What you need to do:
Decide between keeping your Medigap policy with drug coverage or joining a Medicare plan that offers prescription coverage. You have probably received information in the mail for plans in your area offering coverage. Compare your current coverage to the new Medicare coverage.
Unlike Medigap, most of the cost of Medicare drug coverage is paid by Medicare, and will never run out if you have unexpected drug costs. Also, if you do not join a Medicare Drug Plan or a Medicare Advantage Plan that offers prescription drug coverage by May 15, 2006, you will have to pay a late enrollment penalty to get drug coverage later. If you opt for Medicare prescription drug coverage, tell your insurer, and the drug portion of your Medigap policy will be removed.
- “I am a retiree and I have drug coverage through my (or my spouse’s) former employer or union.”Medicare will help employers or unions continue to provide retiree drug coverage that meets Medicare’s standard. Your former employer or union has choices about how they will work with Medicare.
What you need to do:
Your former employer or union probably mailed you a letter already. This information will explain how they will work with Medicare on prescription drug coverage and what decisions you will have to make. If you do not hear from them, visit their website or call your benefits administrator.

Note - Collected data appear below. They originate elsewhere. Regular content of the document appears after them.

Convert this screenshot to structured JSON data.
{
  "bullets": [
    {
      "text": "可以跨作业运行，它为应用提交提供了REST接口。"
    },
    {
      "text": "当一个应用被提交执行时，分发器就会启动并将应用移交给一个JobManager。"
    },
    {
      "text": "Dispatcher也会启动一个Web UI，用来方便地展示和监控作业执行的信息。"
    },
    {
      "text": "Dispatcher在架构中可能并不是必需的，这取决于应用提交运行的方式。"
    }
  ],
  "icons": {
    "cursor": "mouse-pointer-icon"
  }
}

- “I have a Medicare Advantage Plan (like an HMO or PPO) or other Medicare Health Plan.”
Medicare is working with Medicare Advantage and other Medicare Health Plans to help them provide even more coverage and/or lower costs. Your plan will let you know about the prescription drug options they will offer. You can also choose to switch to another Medicare Advantage Plan or Medicare Health Plan. Or you could choose the Original Medicare Plan and join a Medicare Prescription Drug Plan.What you need to do:
Read the information you got in the mail explaining any additional prescription drug coverage your plan will offer.

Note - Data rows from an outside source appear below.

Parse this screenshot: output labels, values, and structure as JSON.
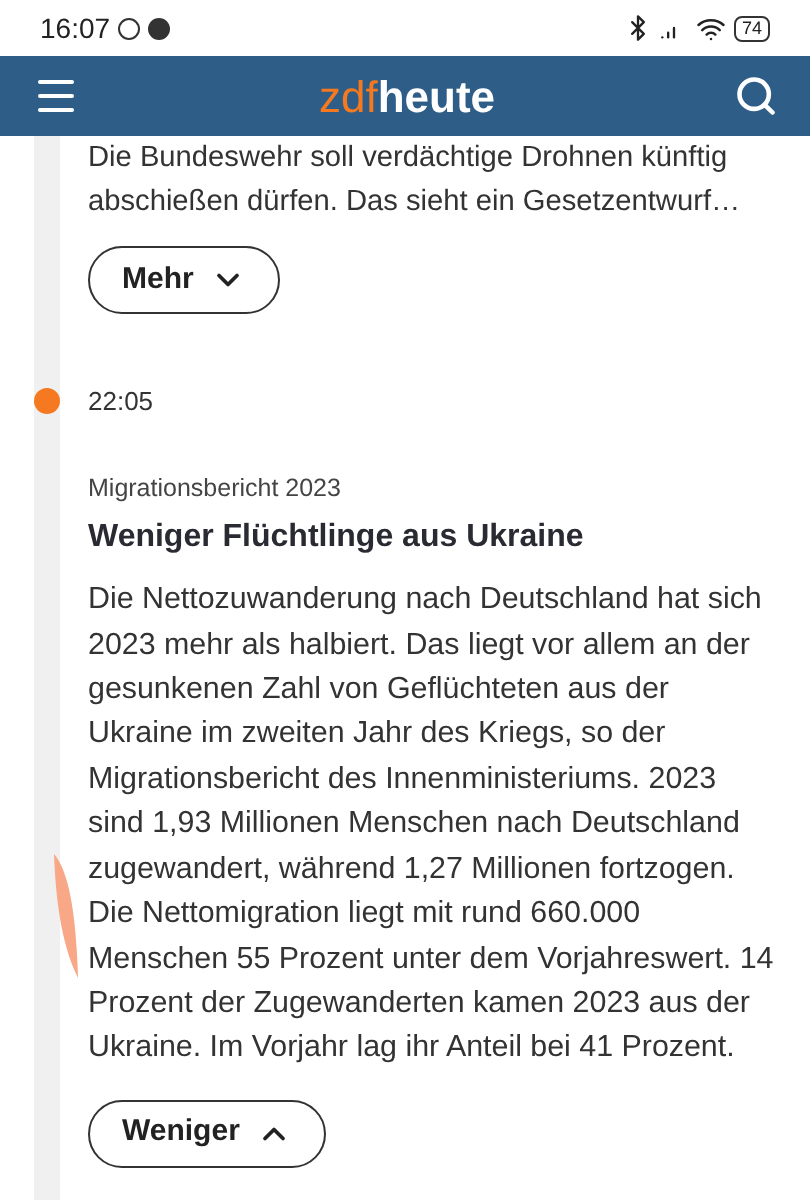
{
  "status_bar": {
    "time": "16:07",
    "battery": "74"
  },
  "header": {
    "logo_prefix": "zdf",
    "logo_main": "heute"
  },
  "entries": [
    {
      "kind": "tail",
      "body": "Die Bundeswehr soll verdächtige Drohnen künftig abschießen dürfen. Das sieht ein Gesetzentwurf…",
      "toggle": {
        "label": "Mehr",
        "expanded": false
      }
    },
    {
      "kind": "full",
      "time": "22:05",
      "topic": "Migrationsbericht 2023",
      "title": "Weniger Flüchtlinge aus Ukraine",
      "body": "Die Nettozuwanderung nach Deutschland hat sich 2023 mehr als halbiert. Das liegt vor allem an der gesunkenen Zahl von Geflüchteten aus der Ukraine im zweiten Jahr des Kriegs, so der Migrationsbericht des Innenministeriums. 2023 sind 1,93 Millionen Menschen nach Deutschland zugewandert, während 1,27 Millionen fortzogen. Die Nettomigration liegt mit rund 660.000 Menschen 55 Prozent unter dem Vorjahreswert. 14 Prozent der Zugewanderten kamen 2023 aus der Ukraine. Im Vorjahr lag ihr Anteil bei 41 Prozent.",
      "toggle": {
        "label": "Weniger",
        "expanded": true
      }
    }
  ]
}
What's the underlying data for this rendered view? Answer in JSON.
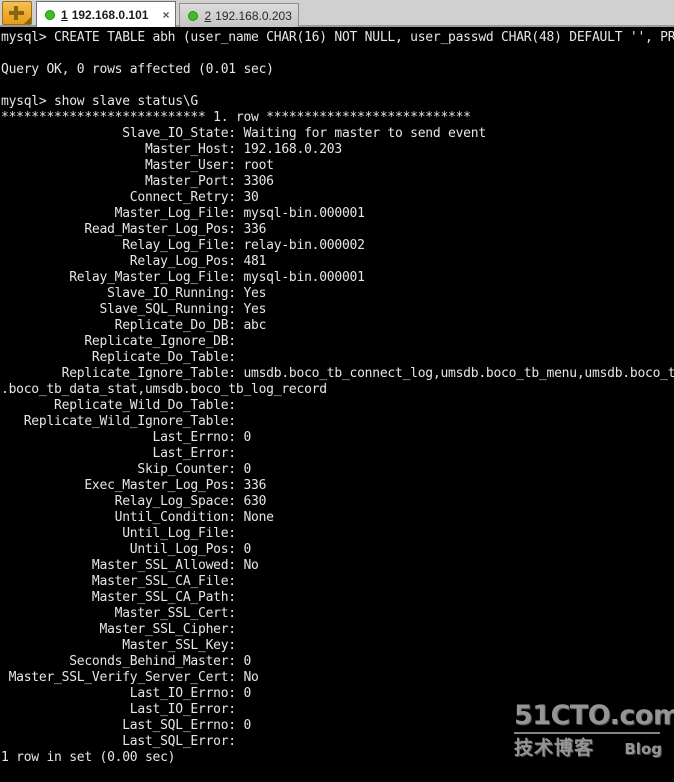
{
  "window": {
    "tabbar": {
      "new_tab_button": {
        "name": "new-tab-button",
        "icon": "plus-icon",
        "color": "#e39b17"
      },
      "tabs": [
        {
          "index": "1",
          "label": "192.168.0.101",
          "active": true,
          "status_dot_color": "#3fbf20",
          "close_label": "×"
        },
        {
          "index": "2",
          "label": "192.168.0.203",
          "active": false,
          "status_dot_color": "#3fbf20",
          "close_label": ""
        }
      ]
    }
  },
  "terminal": {
    "background": "#000000",
    "foreground": "#e6e6e6",
    "lines": [
      "mysql> CREATE TABLE abh (user_name CHAR(16) NOT NULL, user_passwd CHAR(48) DEFAULT '', PRIMARY K",
      "",
      "Query OK, 0 rows affected (0.01 sec)",
      "",
      "mysql> show slave status\\G",
      "*************************** 1. row ***************************",
      "                Slave_IO_State: Waiting for master to send event",
      "                   Master_Host: 192.168.0.203",
      "                   Master_User: root",
      "                   Master_Port: 3306",
      "                 Connect_Retry: 30",
      "               Master_Log_File: mysql-bin.000001",
      "           Read_Master_Log_Pos: 336",
      "                Relay_Log_File: relay-bin.000002",
      "                 Relay_Log_Pos: 481",
      "         Relay_Master_Log_File: mysql-bin.000001",
      "              Slave_IO_Running: Yes",
      "             Slave_SQL_Running: Yes",
      "               Replicate_Do_DB: abc",
      "           Replicate_Ignore_DB:",
      "            Replicate_Do_Table:",
      "        Replicate_Ignore_Table: umsdb.boco_tb_connect_log,umsdb.boco_tb_menu,umsdb.boco_tb_workor",
      ".boco_tb_data_stat,umsdb.boco_tb_log_record",
      "       Replicate_Wild_Do_Table:",
      "   Replicate_Wild_Ignore_Table:",
      "                    Last_Errno: 0",
      "                    Last_Error:",
      "                  Skip_Counter: 0",
      "           Exec_Master_Log_Pos: 336",
      "               Relay_Log_Space: 630",
      "               Until_Condition: None",
      "                Until_Log_File:",
      "                 Until_Log_Pos: 0",
      "            Master_SSL_Allowed: No",
      "            Master_SSL_CA_File:",
      "            Master_SSL_CA_Path:",
      "               Master_SSL_Cert:",
      "             Master_SSL_Cipher:",
      "                Master_SSL_Key:",
      "         Seconds_Behind_Master: 0",
      " Master_SSL_Verify_Server_Cert: No",
      "                 Last_IO_Errno: 0",
      "                 Last_IO_Error:",
      "                Last_SQL_Errno: 0",
      "                Last_SQL_Error:",
      "1 row in set (0.00 sec)"
    ]
  },
  "watermark": {
    "main": "51CTO.com",
    "chinese": "技术博客",
    "blog": "Blog"
  }
}
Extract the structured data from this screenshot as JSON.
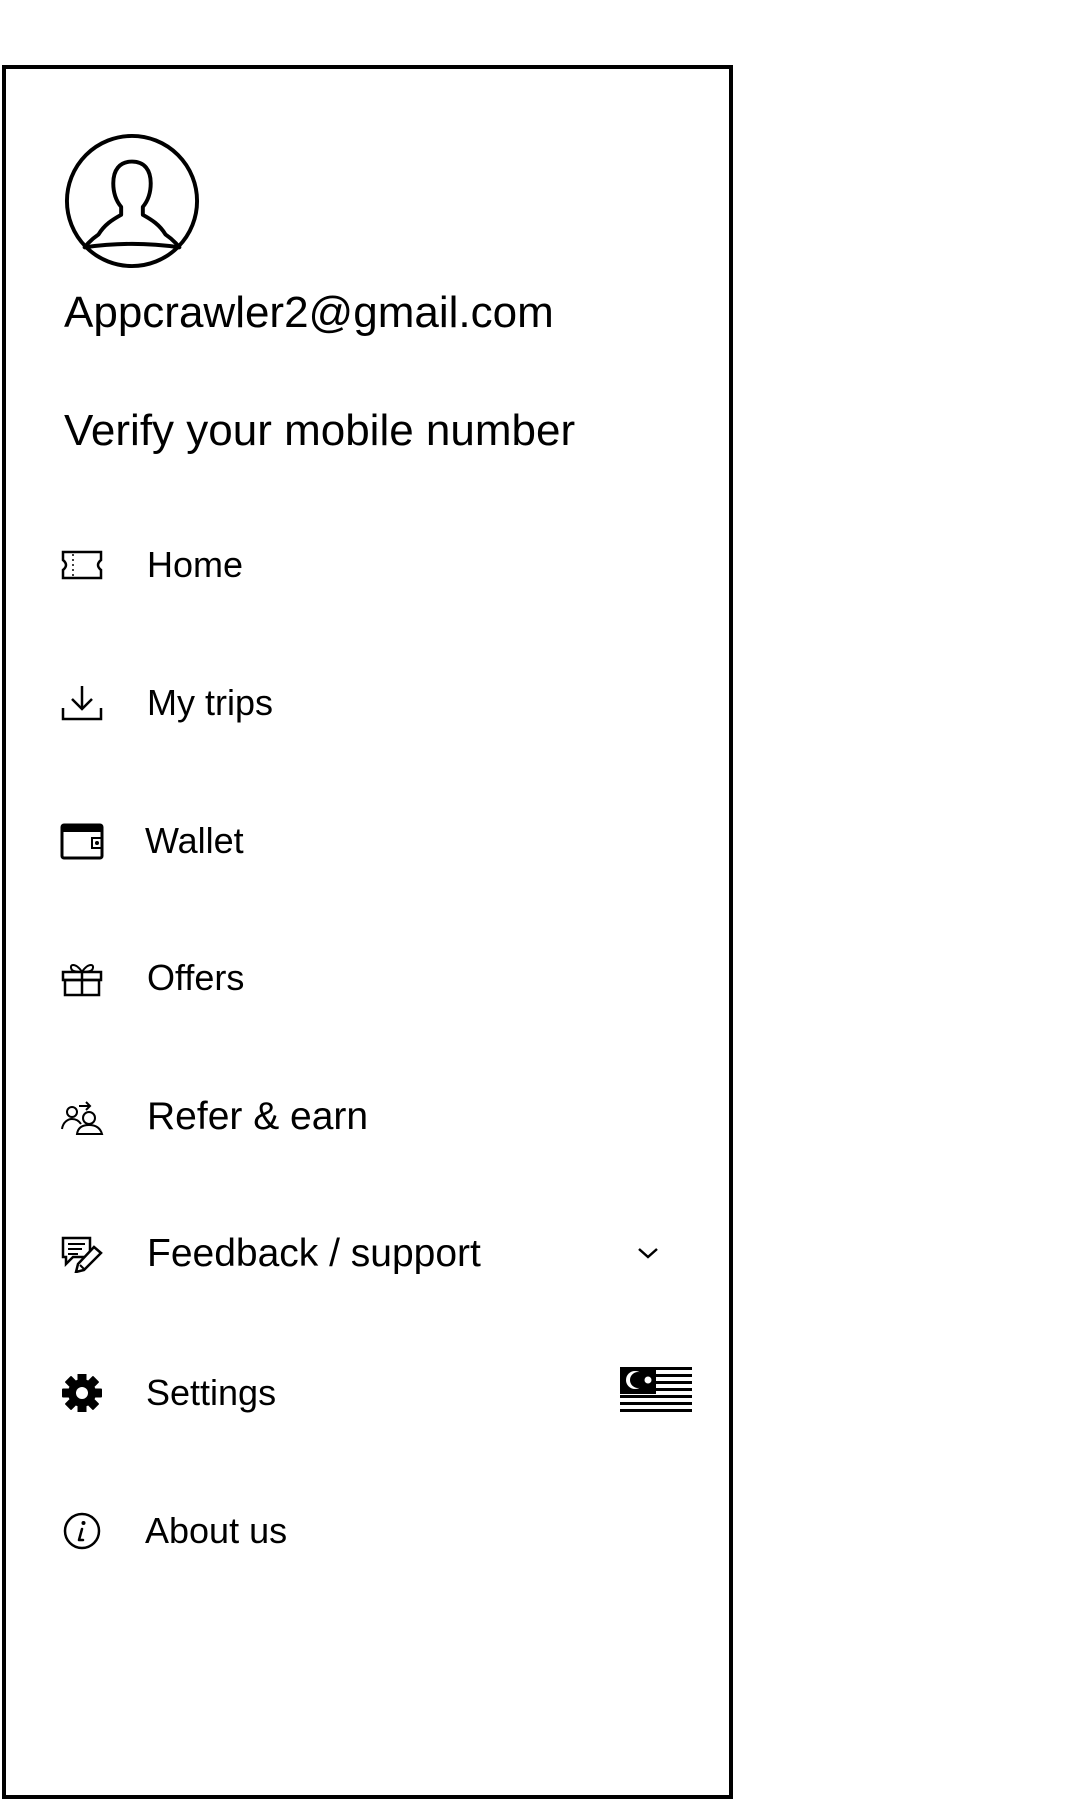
{
  "profile": {
    "email": "Appcrawler2@gmail.com",
    "verify_text": "Verify your mobile number"
  },
  "menu": {
    "items": [
      {
        "label": "Home",
        "icon": "ticket-icon"
      },
      {
        "label": "My trips",
        "icon": "download-icon"
      },
      {
        "label": "Wallet",
        "icon": "wallet-icon"
      },
      {
        "label": "Offers",
        "icon": "gift-icon"
      },
      {
        "label": "Refer & earn",
        "icon": "refer-users-icon"
      },
      {
        "label": "Feedback / support",
        "icon": "feedback-edit-icon",
        "expandable": true
      },
      {
        "label": "Settings",
        "icon": "gear-icon"
      },
      {
        "label": "About us",
        "icon": "info-icon"
      }
    ]
  },
  "language": {
    "flag_icon": "malaysia-flag-icon"
  },
  "colors": {
    "foreground": "#000000",
    "background": "#ffffff"
  }
}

- “I have Medicare and Medicaid, and I get my drug coverage from Medicaid.”
Starting January 1, 2006, you will get your prescription drug coverage from Medicare instead of Medicaid. The prescription drug coverage from Medicare has no premiums, no deductibles, and no gaps, and you will pay very little or nothing for almost all prescriptions.What you need to do:
Starting in the fall, you will need to decide which Medicare plan that offers prescription drug coverage you would like. If you do not sign up for a plan, Medicare will sign you up for one to make sure you do not miss a day of coverage. Medicare will send you a letter to let you know which plan you are in. You can switch to a different plan if you choose.
- “I have limited resources and live on limited income.”What you need to do:
If your resources are less than $11,500 (single) or $23,000 (married), you may qualify for extra help paying for Medicare Prescription Drug Coverage. If you haven’t received an application or information about the extra help, and you think you may be eligible, you should apply. Remember, as Department of Health and Human Services Secretary Leavitt says, “If in doubt, fill it out!” You can apply Online by visiting the Help With Medicare Prescription Drug Plan Costs section on the Social Security Administration website.